A CEI, que é correspondente a uma CPI no âmbito nacional, tem sua instalação prevista na legislação federal (parágrafo 3º do artigo 58 da CF) e municipal (artigos 50 e 51 da LOM e artigos 67 e 68 do Regimento Interno da Câmara Municipal de Alpinópolis). Para seu estabelecimento é necessário que 1/3 dos vereadores apresentem requerimento e, depois de instalada, deve ser composta por três membros, sendo um de cada bancada com representação na Câmara, os quais elegerão um presidente e um relator. A CEI funcionará por prazo determinado, prorrogável a juízo do plenário, desde que dentro da mesma legislatura, à qual funcionará na sua sede, com poderes de investigação próprios das autoridades judiciais, sendo suas conclusões, se for o caso, encaminhadas ao Ministério Público, para que se promova a responsabilidade civil ou criminal dos infratores.
AS SUSPEITAS
De acordo com a vereadora Jaqueline são vários os fatores que indicam irregularidades e levaram à instalação da CEI. Em relação à contratação de caminhões e máquinas, ela explica que as dúvidas surgiram em virtude de uma grande quantidade de dinheiro consumida em determinadas ações executadas em 2013 pelas pastas agora investigadas e, além dos gastos, também foram verificados indícios de possíveis irregularidades na contratação de empresas para prestação desse serviço pela Prefeitura Municipal.
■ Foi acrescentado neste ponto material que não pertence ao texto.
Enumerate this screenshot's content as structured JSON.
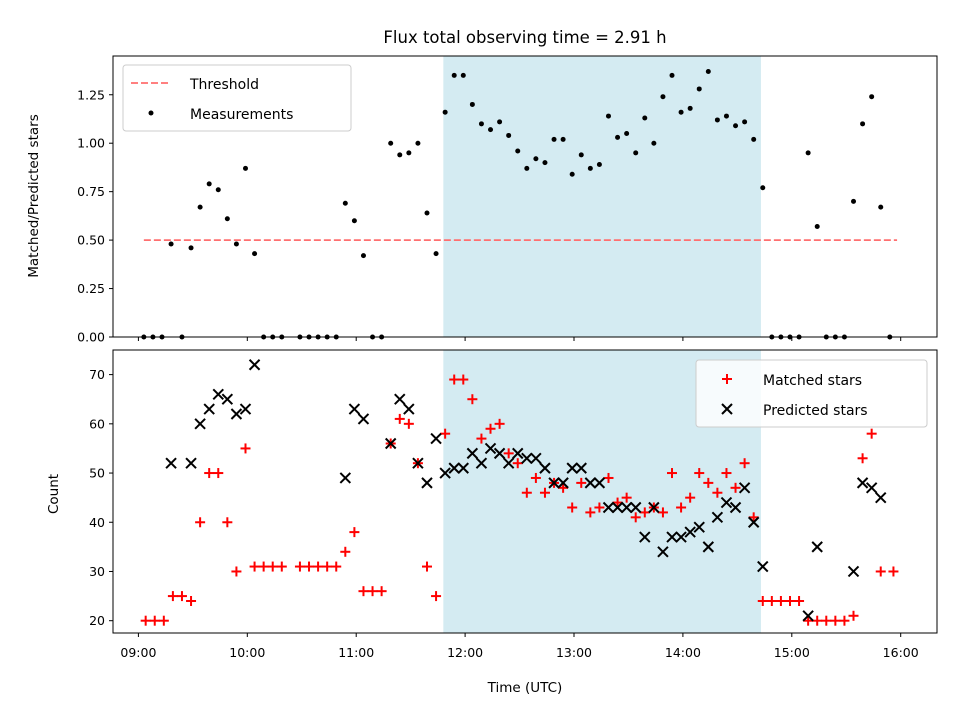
{
  "chart_data": [
    {
      "type": "scatter",
      "title": "Flux total observing time = 2.91 h",
      "ylabel": "Matched/Predicted stars",
      "xlim": [
        "08:46",
        "16:20"
      ],
      "ylim": [
        0,
        1.45
      ],
      "yticks": [
        "0.00",
        "0.25",
        "0.50",
        "0.75",
        "1.00",
        "1.25"
      ],
      "shaded_region": {
        "start": "11:48",
        "end": "14:43",
        "color": "#add8e6"
      },
      "legend": {
        "placement": "top-left",
        "entries": [
          "Threshold",
          "Measurements"
        ]
      },
      "series": [
        {
          "name": "Threshold",
          "style": "dashed-line",
          "color": "#ff6f6f",
          "x": [
            "09:03",
            "15:58"
          ],
          "y": [
            0.5,
            0.5
          ]
        },
        {
          "name": "Measurements",
          "style": "dot",
          "color": "#000000",
          "points": [
            [
              "09:03",
              0
            ],
            [
              "09:08",
              0
            ],
            [
              "09:13",
              0
            ],
            [
              "09:18",
              0.48
            ],
            [
              "09:24",
              0
            ],
            [
              "09:29",
              0.46
            ],
            [
              "09:34",
              0.67
            ],
            [
              "09:39",
              0.79
            ],
            [
              "09:44",
              0.76
            ],
            [
              "09:49",
              0.61
            ],
            [
              "09:54",
              0.48
            ],
            [
              "09:59",
              0.87
            ],
            [
              "10:04",
              0.43
            ],
            [
              "10:09",
              0
            ],
            [
              "10:14",
              0
            ],
            [
              "10:19",
              0
            ],
            [
              "10:29",
              0
            ],
            [
              "10:34",
              0
            ],
            [
              "10:39",
              0
            ],
            [
              "10:44",
              0
            ],
            [
              "10:49",
              0
            ],
            [
              "10:54",
              0.69
            ],
            [
              "10:59",
              0.6
            ],
            [
              "11:04",
              0.42
            ],
            [
              "11:09",
              0
            ],
            [
              "11:14",
              0
            ],
            [
              "11:19",
              1.0
            ],
            [
              "11:24",
              0.94
            ],
            [
              "11:29",
              0.95
            ],
            [
              "11:34",
              1.0
            ],
            [
              "11:39",
              0.64
            ],
            [
              "11:44",
              0.43
            ],
            [
              "11:49",
              1.16
            ],
            [
              "11:54",
              1.35
            ],
            [
              "11:59",
              1.35
            ],
            [
              "12:04",
              1.2
            ],
            [
              "12:09",
              1.1
            ],
            [
              "12:14",
              1.07
            ],
            [
              "12:19",
              1.11
            ],
            [
              "12:24",
              1.04
            ],
            [
              "12:29",
              0.96
            ],
            [
              "12:34",
              0.87
            ],
            [
              "12:39",
              0.92
            ],
            [
              "12:44",
              0.9
            ],
            [
              "12:49",
              1.02
            ],
            [
              "12:54",
              1.02
            ],
            [
              "12:59",
              0.84
            ],
            [
              "13:04",
              0.94
            ],
            [
              "13:09",
              0.87
            ],
            [
              "13:14",
              0.89
            ],
            [
              "13:19",
              1.14
            ],
            [
              "13:24",
              1.03
            ],
            [
              "13:29",
              1.05
            ],
            [
              "13:34",
              0.95
            ],
            [
              "13:39",
              1.13
            ],
            [
              "13:44",
              1.0
            ],
            [
              "13:49",
              1.24
            ],
            [
              "13:54",
              1.35
            ],
            [
              "13:59",
              1.16
            ],
            [
              "14:04",
              1.18
            ],
            [
              "14:09",
              1.28
            ],
            [
              "14:14",
              1.37
            ],
            [
              "14:19",
              1.12
            ],
            [
              "14:24",
              1.14
            ],
            [
              "14:29",
              1.09
            ],
            [
              "14:34",
              1.11
            ],
            [
              "14:39",
              1.02
            ],
            [
              "14:44",
              0.77
            ],
            [
              "14:49",
              0
            ],
            [
              "14:54",
              0
            ],
            [
              "14:59",
              0
            ],
            [
              "15:04",
              0
            ],
            [
              "15:09",
              0.95
            ],
            [
              "15:14",
              0.57
            ],
            [
              "15:19",
              0
            ],
            [
              "15:24",
              0
            ],
            [
              "15:29",
              0
            ],
            [
              "15:34",
              0.7
            ],
            [
              "15:39",
              1.1
            ],
            [
              "15:44",
              1.24
            ],
            [
              "15:49",
              0.67
            ],
            [
              "15:54",
              0
            ]
          ]
        }
      ]
    },
    {
      "type": "scatter",
      "xlabel": "Time (UTC)",
      "ylabel": "Count",
      "xlim": [
        "08:46",
        "16:20"
      ],
      "ylim": [
        17.5,
        75
      ],
      "xticks": [
        "09:00",
        "10:00",
        "11:00",
        "12:00",
        "13:00",
        "14:00",
        "15:00",
        "16:00"
      ],
      "yticks": [
        "20",
        "30",
        "40",
        "50",
        "60",
        "70"
      ],
      "shaded_region": {
        "start": "11:48",
        "end": "14:43",
        "color": "#add8e6"
      },
      "legend": {
        "placement": "top-right",
        "entries": [
          "Matched stars",
          "Predicted stars"
        ]
      },
      "series": [
        {
          "name": "Matched stars",
          "style": "plus",
          "color": "#ff0000",
          "points": [
            [
              "09:04",
              20
            ],
            [
              "09:09",
              20
            ],
            [
              "09:14",
              20
            ],
            [
              "09:19",
              25
            ],
            [
              "09:24",
              25
            ],
            [
              "09:29",
              24
            ],
            [
              "09:34",
              40
            ],
            [
              "09:39",
              50
            ],
            [
              "09:44",
              50
            ],
            [
              "09:49",
              40
            ],
            [
              "09:54",
              30
            ],
            [
              "09:59",
              55
            ],
            [
              "10:04",
              31
            ],
            [
              "10:09",
              31
            ],
            [
              "10:14",
              31
            ],
            [
              "10:19",
              31
            ],
            [
              "10:29",
              31
            ],
            [
              "10:34",
              31
            ],
            [
              "10:39",
              31
            ],
            [
              "10:44",
              31
            ],
            [
              "10:49",
              31
            ],
            [
              "10:54",
              34
            ],
            [
              "10:59",
              38
            ],
            [
              "11:04",
              26
            ],
            [
              "11:09",
              26
            ],
            [
              "11:14",
              26
            ],
            [
              "11:19",
              56
            ],
            [
              "11:24",
              61
            ],
            [
              "11:29",
              60
            ],
            [
              "11:34",
              52
            ],
            [
              "11:39",
              31
            ],
            [
              "11:44",
              25
            ],
            [
              "11:49",
              58
            ],
            [
              "11:54",
              69
            ],
            [
              "11:59",
              69
            ],
            [
              "12:04",
              65
            ],
            [
              "12:09",
              57
            ],
            [
              "12:14",
              59
            ],
            [
              "12:19",
              60
            ],
            [
              "12:24",
              54
            ],
            [
              "12:29",
              52
            ],
            [
              "12:34",
              46
            ],
            [
              "12:39",
              49
            ],
            [
              "12:44",
              46
            ],
            [
              "12:49",
              48
            ],
            [
              "12:54",
              47
            ],
            [
              "12:59",
              43
            ],
            [
              "13:04",
              48
            ],
            [
              "13:09",
              42
            ],
            [
              "13:14",
              43
            ],
            [
              "13:19",
              49
            ],
            [
              "13:24",
              44
            ],
            [
              "13:29",
              45
            ],
            [
              "13:34",
              41
            ],
            [
              "13:39",
              42
            ],
            [
              "13:44",
              43
            ],
            [
              "13:49",
              42
            ],
            [
              "13:54",
              50
            ],
            [
              "13:59",
              43
            ],
            [
              "14:04",
              45
            ],
            [
              "14:09",
              50
            ],
            [
              "14:14",
              48
            ],
            [
              "14:19",
              46
            ],
            [
              "14:24",
              50
            ],
            [
              "14:29",
              47
            ],
            [
              "14:34",
              52
            ],
            [
              "14:39",
              41
            ],
            [
              "14:44",
              24
            ],
            [
              "14:49",
              24
            ],
            [
              "14:54",
              24
            ],
            [
              "14:59",
              24
            ],
            [
              "15:04",
              24
            ],
            [
              "15:09",
              20
            ],
            [
              "15:14",
              20
            ],
            [
              "15:19",
              20
            ],
            [
              "15:24",
              20
            ],
            [
              "15:29",
              20
            ],
            [
              "15:34",
              21
            ],
            [
              "15:39",
              53
            ],
            [
              "15:44",
              58
            ],
            [
              "15:49",
              30
            ],
            [
              "15:56",
              30
            ]
          ]
        },
        {
          "name": "Predicted stars",
          "style": "x",
          "color": "#000000",
          "points": [
            [
              "09:18",
              52
            ],
            [
              "09:29",
              52
            ],
            [
              "09:34",
              60
            ],
            [
              "09:39",
              63
            ],
            [
              "09:44",
              66
            ],
            [
              "09:49",
              65
            ],
            [
              "09:54",
              62
            ],
            [
              "09:59",
              63
            ],
            [
              "10:04",
              72
            ],
            [
              "10:54",
              49
            ],
            [
              "10:59",
              63
            ],
            [
              "11:04",
              61
            ],
            [
              "11:19",
              56
            ],
            [
              "11:24",
              65
            ],
            [
              "11:29",
              63
            ],
            [
              "11:34",
              52
            ],
            [
              "11:39",
              48
            ],
            [
              "11:44",
              57
            ],
            [
              "11:49",
              50
            ],
            [
              "11:54",
              51
            ],
            [
              "11:59",
              51
            ],
            [
              "12:04",
              54
            ],
            [
              "12:09",
              52
            ],
            [
              "12:14",
              55
            ],
            [
              "12:19",
              54
            ],
            [
              "12:24",
              52
            ],
            [
              "12:29",
              54
            ],
            [
              "12:34",
              53
            ],
            [
              "12:39",
              53
            ],
            [
              "12:44",
              51
            ],
            [
              "12:49",
              48
            ],
            [
              "12:54",
              48
            ],
            [
              "12:59",
              51
            ],
            [
              "13:04",
              51
            ],
            [
              "13:09",
              48
            ],
            [
              "13:14",
              48
            ],
            [
              "13:19",
              43
            ],
            [
              "13:24",
              43
            ],
            [
              "13:29",
              43
            ],
            [
              "13:34",
              43
            ],
            [
              "13:39",
              37
            ],
            [
              "13:44",
              43
            ],
            [
              "13:49",
              34
            ],
            [
              "13:54",
              37
            ],
            [
              "13:59",
              37
            ],
            [
              "14:04",
              38
            ],
            [
              "14:09",
              39
            ],
            [
              "14:14",
              35
            ],
            [
              "14:19",
              41
            ],
            [
              "14:24",
              44
            ],
            [
              "14:29",
              43
            ],
            [
              "14:34",
              47
            ],
            [
              "14:39",
              40
            ],
            [
              "14:44",
              31
            ],
            [
              "15:09",
              21
            ],
            [
              "15:14",
              35
            ],
            [
              "15:34",
              30
            ],
            [
              "15:39",
              48
            ],
            [
              "15:44",
              47
            ],
            [
              "15:49",
              45
            ]
          ]
        }
      ]
    }
  ]
}
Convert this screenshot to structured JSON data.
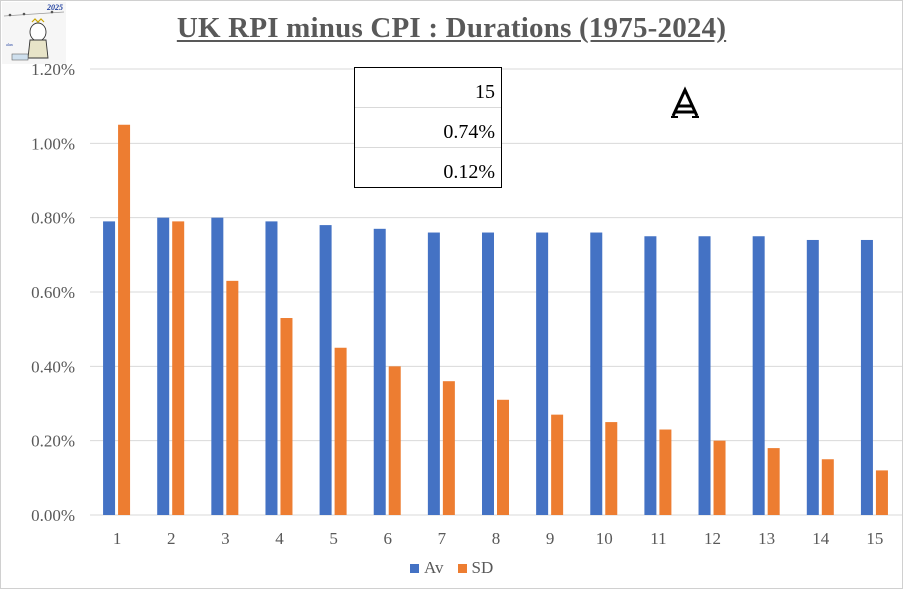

Outro fator que causou estranheza à vereadora foi o fato dos pagamentos dessa natureza de despesas não terem diminuído mesmo após a chegada das novas máquinas e caminhões para compor a frota da Prefeitura de Alpinópolis. Quanto à aquisição de massa asfáltica, a parlamentar declara que as suspeitas eclodiram no ano passado, quando a administração passou a cobrir com massa asfáltica até buracos existentes nas ruas pavimentadas com bloquetes. A partir daí a documentação referente a essas despesas passou a ser analisada e muitas evidências sobre um provável superfaturamento desse produto começaram a aparecer. “Verificando a quantidade de CBUQ (massa asfáltica) adquirido e também outros detalhes do contrato firmado entre a empresa fornecedora e a Prefeitura de Alpinópolis, concluímos que pode ter ocorrido um superfaturamento deste produto, pois o documento diz, em sua cláusula quarta, que o valor pago por tonelada de CBUQ é de R$ 402,00. Na época, pesquisando os números do banco de preços declarados no próprio contrato (SETOP no Governo Estadual e SINAPI no Governo Federal) calculamos, com o auxílio de um profissional da área, que o preço referencial da tonelada sairia por cerca de R$ 240,00. Isso aponta para uma diferença gritante de, em média, R$ 162,00 a cada tonelada, o que configuraria o superfaturamento suspeitado. Isso sem falar na quantidade absurda de massa asfáltica gasta em tão pouco tempo, algo em torno de 650 toneladas. Existem também outras desconfianças relativas aos casos que serão apuradas durante as investigações que, se tudo correr bem, poderão acontecer com a reativação das CEI”, argumenta a parlamentar.
REATIVAÇÃO DA COMISSÃO
A vereadora diz estar animada com a possível reativação da CEI e afirma ter em mãos todos os documentos que apontam para os indícios de ilegalidades citados nos requerimentos apresentados à Câmara, ou seja, os dados que indicam o possível superfaturamento da massa asfáltica e das irregularidades nas contratações de caminhões e máquinas. “Vamos tomar todas as providências e lutar para que a CEI possa ser reativada o mais rápido possível. Foi realmente uma pena a interrupção ocorrida no ano passado, pois os indícios existem e temos documentos em mãos que respaldam as denúncias. A reforma da sentença pelo TJMG nos trouxe ânimo para levar adiante os trabalhos paralisados, já que reunimos documentos desde o começo de 2014 e conseguimos cruzar todos os dados para embasar a investigação. Sabemos da importância de dar sequencia ao processo, pois é nosso dever levar essa averiguação até o fim, seja para declarar o prefeito culpado ou para inocentá-lo”, declarou a parlamentar.